A mesma fonte calcula que o tráfego até ao ocidente através do Canal tem um valor diário de 5.100 milhões de dólares (4.322 milhões de euros) enquanto que em direcção a oriente está avaliado em 4.500 milhões de dólares (3.800 milhões de euros).
Pelo menos 237 navios, incluindo 24 petroleiros e 41 porta-contentores, continuam a aguardar a possibilidade de cruzar o Canal, por onde é movimentado mais de 10% do comércio marítimo mundial e 25% dos contentores, avança ainda a Lloyd’s List.

O presidente da Autoridade do Canal do Suez, Osama Rabie, anunciou hoje que os trabalhos para retirar a areia da proa do porta-contentores, encalhado desde terça-feira (23 Março) numa das margens, após uma tempestade de areia, estão concluídos em 87%, após a retirada de cerca de 17.000 metros cúbicos de areia.

A Autoridade do Canal do Suez, que suspendeu ontem, quinta-feira, temporariamente, o tráfego por via marítima, está a contar com o apoio da japonesa Shoei Kisen, proprietária do navio, e da multinacional Bernhard Schulte Shipmanagement, gestora da mercadoria.

Entretanto, as autoridades egípcias reabriram uma passagem antiga do canal para desviar algumas embarcações, segundo a BBC, mas reabrir a via principal poderá levar semanas, apesar de as equipas que estão no local estarem a trabalhar incansavelmente para desencalhar o MV Ever Given. Rebocadores e retroescavadoras operam em contra-relógio para desbloquear a via marítima que liga o Mar Mediterrâneo ao Mar Vermelho e que é o ‘caminho’ marítimo mais curto entre a Europa e a Ásia e por onde passa cerca de 12% do comércio global. Mas, nem com a maré alta está a ser possível mover o gigante dos mares.
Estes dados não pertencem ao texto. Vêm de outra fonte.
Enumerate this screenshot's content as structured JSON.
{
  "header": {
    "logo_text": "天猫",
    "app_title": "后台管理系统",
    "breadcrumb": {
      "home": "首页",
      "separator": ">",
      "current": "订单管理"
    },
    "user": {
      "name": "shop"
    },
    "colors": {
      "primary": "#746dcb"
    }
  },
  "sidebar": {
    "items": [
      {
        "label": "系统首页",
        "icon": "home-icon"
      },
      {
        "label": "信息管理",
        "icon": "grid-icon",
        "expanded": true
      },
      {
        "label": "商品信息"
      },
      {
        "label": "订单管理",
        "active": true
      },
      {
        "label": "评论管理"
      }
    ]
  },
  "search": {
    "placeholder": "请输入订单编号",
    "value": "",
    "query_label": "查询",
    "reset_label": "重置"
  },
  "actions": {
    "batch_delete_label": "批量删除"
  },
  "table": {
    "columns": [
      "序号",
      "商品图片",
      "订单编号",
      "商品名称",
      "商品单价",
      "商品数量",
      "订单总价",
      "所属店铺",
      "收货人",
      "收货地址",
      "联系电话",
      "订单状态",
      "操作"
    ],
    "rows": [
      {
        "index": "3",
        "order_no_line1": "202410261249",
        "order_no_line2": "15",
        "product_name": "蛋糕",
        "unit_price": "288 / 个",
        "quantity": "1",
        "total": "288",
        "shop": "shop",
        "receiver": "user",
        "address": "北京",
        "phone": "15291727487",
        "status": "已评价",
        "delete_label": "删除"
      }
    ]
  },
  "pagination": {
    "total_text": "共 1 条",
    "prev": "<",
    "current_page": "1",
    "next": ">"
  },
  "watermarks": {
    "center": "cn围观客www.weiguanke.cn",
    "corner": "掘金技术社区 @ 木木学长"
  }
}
A Autoridade Egípcia do Canal do Suez anunciou que pelo menos 150 navios já sofreram com esta interrupção e hoje, durante a manhã, havia “13 navios da rota norte [provenientes do Mediterrâneo] parados em áreas de esperar”, explicitou o porta-voz, George Safawat.

Paralelamente, os especialistas estão unidos e são consensuais num ponto: o que aí vem. Em todas as publicações da especialidade o que já ecoa e é debatido são as implicações que este bloqueio acidental terá no comércio global e, mais importante, nas taxas de frete que já andavam voláteis.